In story time, this disparate mother does not skip a beat. Sometimes our needs are so dire, our mission so important, we don’t have time to lick our wounds or allow insults from others to deter, paralyze, or silence us, no matter how painful. This mother responds but maintains composure, like Judge Ketanji Brown Jackson did as she was insulted by some Republican members of the US Senate: “Lord, even the dogs under the table eat the children’s [παιδιων/ παιδια] crumbs.” She responds from her socio-cultural context where house pets set under the table and eat the crumbs while the children eat; all eat at the same time. What kind of God must triage like human beings do? I like to think Jesus’s heart and consciousness are pricked; he stands corrected. Some people cannot be moved beyond their own cultural biases, but Jesus could be. Angela Davis once said that the difference she saw in Obama and some Presidents that preceded him was that he can be moved. Change requires a movement of the people to effect societal change, to prick the consciousness of the powerful.

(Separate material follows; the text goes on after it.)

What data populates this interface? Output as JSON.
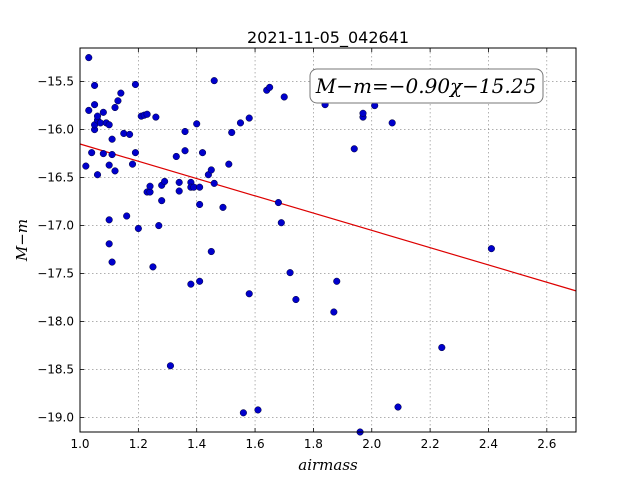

Ultimately, Jesus changes his mind and says to this mother, “because of your speech, your saying (logos), you can go home and find the demon has left your daughter. Jesus acknowledges the power of her words, her saying; he performs no exorcism. Something powerful happens when this mother exercises her own power and agency.
It is toxic to see those who seek Jesus as powerless. God has given all human beings potential, power and agency. It’s toxic to always read with the grain of the biblical text. There is never one way to read, but how shall we read toward freedom, liberation, and justice?